Should You Be Using Goodreads’ Book Reviews to Choose Your Next Read?

Photo Courtesy: Ask Media Group

There’s nothing like finding the perfect read: a page-turner that keeps you hooked and up all night because you can’t put it down; a novel that takes you to a distant, fascinating world and lets you escape from reality for a little while; or a book that teaches you about something you’ve been longing to learn about — like pizza making, dog training or career development.

But finding the perfect book is no easy task. I have the feeling that sometimes I spend more time figuring out what my next great read will be than actually reading. Because once I find that rare novel that checks all of the boxes, I devour it.

I’ve developed certain tricks when it comes to discovering that great next book: asking my friends with similar reading tastes for recommendations; checking the new releases from some of my favorite authors; reading book recommendation lists from those authors; and visiting NPR’s annual, curated selection Book Concierge.
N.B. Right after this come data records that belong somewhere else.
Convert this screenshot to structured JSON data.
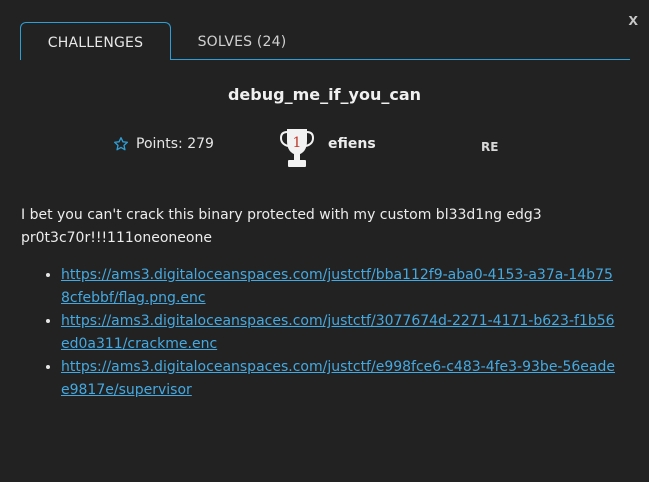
{
  "modal": {
    "close_label": "x",
    "tabs": [
      {
        "label": "CHALLENGES"
      },
      {
        "label": "SOLVES (24)"
      }
    ],
    "accent_color": "#2e9ed6",
    "challenge": {
      "name": "debug_me_if_you_can",
      "points_label": "Points: 279",
      "trophy_rank": "1",
      "author": "efiens",
      "category": "RE",
      "description": "I bet you can't crack this binary protected with my custom bl33d1ng edg3 pr0t3c70r!!!111oneoneone",
      "files": [
        "https://ams3.digitaloceanspaces.com/justctf/bba112f9-aba0-4153-a37a-14b758cfebbf/flag.png.enc",
        "https://ams3.digitaloceanspaces.com/justctf/3077674d-2271-4171-b623-f1b56ed0a311/crackme.enc",
        "https://ams3.digitaloceanspaces.com/justctf/e998fce6-c483-4fe3-93be-56eadee9817e/supervisor"
      ]
    }
  }
}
But these last few years I’ve also turned to Goodreads.

Goodreads is a social network and book database that launched in January 2007. Amazon, which started its giant retailer business as an online bookseller, bought Goodreads in 2013.
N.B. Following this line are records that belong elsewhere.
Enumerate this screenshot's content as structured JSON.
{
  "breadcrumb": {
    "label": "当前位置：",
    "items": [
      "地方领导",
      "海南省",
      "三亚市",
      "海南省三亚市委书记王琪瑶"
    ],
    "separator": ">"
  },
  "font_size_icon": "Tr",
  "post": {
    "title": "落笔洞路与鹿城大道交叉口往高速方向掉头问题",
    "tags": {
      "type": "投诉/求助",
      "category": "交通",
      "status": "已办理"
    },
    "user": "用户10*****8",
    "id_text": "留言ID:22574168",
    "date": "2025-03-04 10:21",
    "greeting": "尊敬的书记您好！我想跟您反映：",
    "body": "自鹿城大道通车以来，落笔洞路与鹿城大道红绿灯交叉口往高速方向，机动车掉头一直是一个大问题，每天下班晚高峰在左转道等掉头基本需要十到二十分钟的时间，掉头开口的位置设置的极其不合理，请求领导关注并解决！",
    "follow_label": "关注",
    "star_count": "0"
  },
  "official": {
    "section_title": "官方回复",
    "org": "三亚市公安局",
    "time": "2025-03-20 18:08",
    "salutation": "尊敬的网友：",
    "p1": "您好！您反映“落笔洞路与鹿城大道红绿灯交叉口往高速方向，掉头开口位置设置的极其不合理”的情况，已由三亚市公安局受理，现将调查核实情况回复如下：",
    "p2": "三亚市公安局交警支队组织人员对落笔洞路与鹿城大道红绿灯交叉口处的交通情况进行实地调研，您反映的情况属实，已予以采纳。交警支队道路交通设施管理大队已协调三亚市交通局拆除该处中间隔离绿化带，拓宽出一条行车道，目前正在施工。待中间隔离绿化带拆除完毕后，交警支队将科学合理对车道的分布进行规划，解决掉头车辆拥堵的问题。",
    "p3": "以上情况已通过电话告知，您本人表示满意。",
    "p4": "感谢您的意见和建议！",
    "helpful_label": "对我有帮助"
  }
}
"Our mission is to help people find and share books they love," Goodreads’ website says. Goodreads’ social network aspect lets you create an account, track what you’re reading and keep a log of it. You can also add friends and see what they’re reading. One of my favorite features is the "Reading Challenge." Every January you can set a number of books you want to read and then work your way toward that goal amount throughout the year. Setting a realistic yet somewhat challenging goal can be the perfect way to persuade yourself to read just a little bit more, even if it’s just one or two more books than the previous year. And this is one of those competitions where you’re just measuring yourself against yourself.